Value investing boutique Brickwood Asset Management, which was recently established by former Jupiter star manager Ben Whitmore, has just launched the TM Brickwood UK Value fund.
Fund manager and partner Kevin Murphy said Brickwood invests in high quality companies facing temporary issues, such as negative sentiment, profits coming under pressure, an acquisition that has gone wrong or an overseas expansion that has not worked out.
This “wrinkle to the investment case” causes the stock to become cheap and “it’s our job to look through that feeling, that emotion, and focus on the numbers,” he explained.
The most important question Brickwood asks is whether the current pressure on profitability is temporary and can be resolved, or permanent.
“We're looking for temporary issues. We want the company to have generated good cashflow in the past and to have a strong balance sheet, such that it can survive through the tough times,” he said.
Its largest holding is GSK and other investments in the 46-stock portfolio include Burberry and Airtel Africa.
Established in 1856, Burberry has a long heritage as a strong consumer brand but has made mistakes recently.
Most of Burberry’s sales don’t come from items on the catwalk, they come from staples such as scarfs, coats and polo shirts. “It's important for the product to stay fresh and relevant but you can't pivot and forget about those core elements of the of the range,” he noted.
“Burberry pivoted too much to a fashion-forward brand. The range hasn't been quite right in shops. It has been too difficult to find product. It hasn't been displayed effectively enough. But those are all very easy problems to fix. There's nothing catastrophic with the brand.”
Burberry’s new board has a clear understanding of these issues and how to rectify them, he said.
Even though profits are under pressure, Burberry’s balance sheet is strong and its return on operating assets is above 20%. “In its history, clearly when it's firing on all cylinders, that number is 30% plus and that compares to about 10% in the [UK stock] market,” Murphy said.
“It's that overlap between a temporary issue but a strong balance sheet, historically strong cash generation and a historically strong return on operating assets to give us that quality aspect, which is really what we're looking for,” he concluded.

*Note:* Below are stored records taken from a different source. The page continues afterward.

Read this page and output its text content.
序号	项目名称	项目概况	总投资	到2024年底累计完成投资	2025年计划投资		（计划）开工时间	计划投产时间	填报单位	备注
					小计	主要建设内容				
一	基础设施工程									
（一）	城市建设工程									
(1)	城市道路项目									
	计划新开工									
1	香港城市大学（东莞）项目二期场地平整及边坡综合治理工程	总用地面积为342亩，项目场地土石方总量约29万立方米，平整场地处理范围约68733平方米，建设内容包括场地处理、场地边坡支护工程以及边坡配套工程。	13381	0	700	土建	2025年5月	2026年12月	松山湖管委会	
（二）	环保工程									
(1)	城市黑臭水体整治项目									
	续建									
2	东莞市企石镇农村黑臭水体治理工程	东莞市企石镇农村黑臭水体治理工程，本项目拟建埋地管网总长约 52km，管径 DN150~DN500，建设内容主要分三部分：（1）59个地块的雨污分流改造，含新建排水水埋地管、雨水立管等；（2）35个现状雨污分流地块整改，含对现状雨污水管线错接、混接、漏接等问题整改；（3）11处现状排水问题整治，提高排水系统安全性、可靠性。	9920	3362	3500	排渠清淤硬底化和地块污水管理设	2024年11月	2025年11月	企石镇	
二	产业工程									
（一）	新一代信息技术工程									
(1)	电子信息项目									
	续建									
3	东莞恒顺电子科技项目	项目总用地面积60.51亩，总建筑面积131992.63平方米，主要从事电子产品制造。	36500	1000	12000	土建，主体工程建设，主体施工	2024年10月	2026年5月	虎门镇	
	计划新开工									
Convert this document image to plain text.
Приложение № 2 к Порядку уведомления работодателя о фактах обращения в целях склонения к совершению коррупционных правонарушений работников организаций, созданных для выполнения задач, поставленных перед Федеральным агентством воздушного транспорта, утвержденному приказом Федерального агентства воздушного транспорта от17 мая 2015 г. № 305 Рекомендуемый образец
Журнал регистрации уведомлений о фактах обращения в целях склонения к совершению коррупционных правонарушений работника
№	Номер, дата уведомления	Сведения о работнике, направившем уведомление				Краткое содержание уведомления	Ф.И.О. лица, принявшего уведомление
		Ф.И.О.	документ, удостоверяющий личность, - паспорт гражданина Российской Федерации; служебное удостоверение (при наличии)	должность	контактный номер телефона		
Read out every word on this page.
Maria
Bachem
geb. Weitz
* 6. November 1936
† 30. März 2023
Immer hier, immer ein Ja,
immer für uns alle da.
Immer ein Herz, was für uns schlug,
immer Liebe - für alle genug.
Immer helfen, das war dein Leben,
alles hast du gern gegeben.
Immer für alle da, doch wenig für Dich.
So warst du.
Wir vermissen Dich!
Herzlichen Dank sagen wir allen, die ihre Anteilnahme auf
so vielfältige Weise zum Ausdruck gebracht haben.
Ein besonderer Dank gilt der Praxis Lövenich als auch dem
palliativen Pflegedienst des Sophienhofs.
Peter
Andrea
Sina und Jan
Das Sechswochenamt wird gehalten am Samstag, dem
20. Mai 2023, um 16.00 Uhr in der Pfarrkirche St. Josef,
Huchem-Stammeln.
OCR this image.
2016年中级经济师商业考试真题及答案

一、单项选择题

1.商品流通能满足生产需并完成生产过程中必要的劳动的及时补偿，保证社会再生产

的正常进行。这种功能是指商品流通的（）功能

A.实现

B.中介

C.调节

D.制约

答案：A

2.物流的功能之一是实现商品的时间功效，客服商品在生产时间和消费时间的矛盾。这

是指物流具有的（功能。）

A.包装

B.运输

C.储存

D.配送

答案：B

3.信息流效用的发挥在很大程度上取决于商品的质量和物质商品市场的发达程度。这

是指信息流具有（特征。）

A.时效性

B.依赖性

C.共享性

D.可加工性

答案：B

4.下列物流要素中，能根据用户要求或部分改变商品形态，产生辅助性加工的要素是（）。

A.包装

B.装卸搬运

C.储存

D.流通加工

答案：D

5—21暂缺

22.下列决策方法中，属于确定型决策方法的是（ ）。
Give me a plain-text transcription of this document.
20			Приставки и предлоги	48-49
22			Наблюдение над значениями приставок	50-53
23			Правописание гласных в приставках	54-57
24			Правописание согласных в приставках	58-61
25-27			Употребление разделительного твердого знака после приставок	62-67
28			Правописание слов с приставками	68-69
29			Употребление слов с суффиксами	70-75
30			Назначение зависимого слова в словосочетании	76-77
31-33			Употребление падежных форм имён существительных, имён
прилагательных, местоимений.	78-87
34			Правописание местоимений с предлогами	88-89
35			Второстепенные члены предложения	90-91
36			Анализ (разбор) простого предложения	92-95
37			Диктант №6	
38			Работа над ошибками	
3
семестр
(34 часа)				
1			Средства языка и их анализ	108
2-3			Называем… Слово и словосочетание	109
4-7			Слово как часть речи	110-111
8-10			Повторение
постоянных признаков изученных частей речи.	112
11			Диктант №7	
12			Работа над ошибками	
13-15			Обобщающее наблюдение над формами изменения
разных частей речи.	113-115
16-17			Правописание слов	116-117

Brickwood has also invested in Airtel Africa, a mobile phone company with large operations in Nigeria and Kenya.
“It's a reasonably defensive business. There are no landlines in rural Africa and a significant proportion of banking and communication is done via mobile phone, because there is simply not the financial infrastructure,” he said.
Airtel’s balance sheet is strong, the dividend yield is 3.5% and the valuation is attractive. Top-line growth on a like-for-like basis is around 20% per year, which is unusual for a UK-listed stock, but to find opportunities like this “you have to be prepared to do the work”, said Murphy.
“You have to not assume anything just because it operates in a certain sector or has a certain word in its title. Once you start digging, you can find some gems in the UK.”
The UK market trades on a cyclically adjusted price-to-earnings yield (CAPE yield) of around 6% whereas Brickwood’s portfolio has a CAPE yield in excess of 12% and the companies within the portfolio have stronger balance sheets.
The portfolio’s return on operating assets is 40% on average versus 10% for the FTSE All Share. This makes the fund “substantially cheaper, higher quality and better protected” than the wider market, he said.
“We are benchmark agnostic when we're building the portfolio. What that means is, if we don't think something's attractive, we will have zero in it,” he stated. The fund does not hold AstraZeneca, for instance, although competitor GSK is its largest position.
“AstraZeneca has been much more successful in developing new drugs and as a consequence, the market is more enthusiastic about its future prospects. The valuation is much higher because the market thinks that the future is bright,” he explained.
“GSK has been less successful in developing new drugs and, as a consequence, the market is more downbeat on its prospects. But fundamentally, Glaxo is a phenomenal business, one of the biggest vaccine producers in the world. It has some unbelievable franchises within it, including the anti-HIV franchise that is world leading.”
GSK has also embarked on a process of streamlining, which included spinning off its consumer health business Haleon in 2022. “It has a robust balance sheet and an attractive-looking pipeline as the drug discovery process has been enhanced,” he added.
The stock market is assuming that AstraZeneca’s recent success and GSK’s struggles will both continue into perpetuity and has priced the shares accordingly, he observed. “But there are signs of optimism within the GSK pipeline and its historic issues may not reflect the opportunity from today.”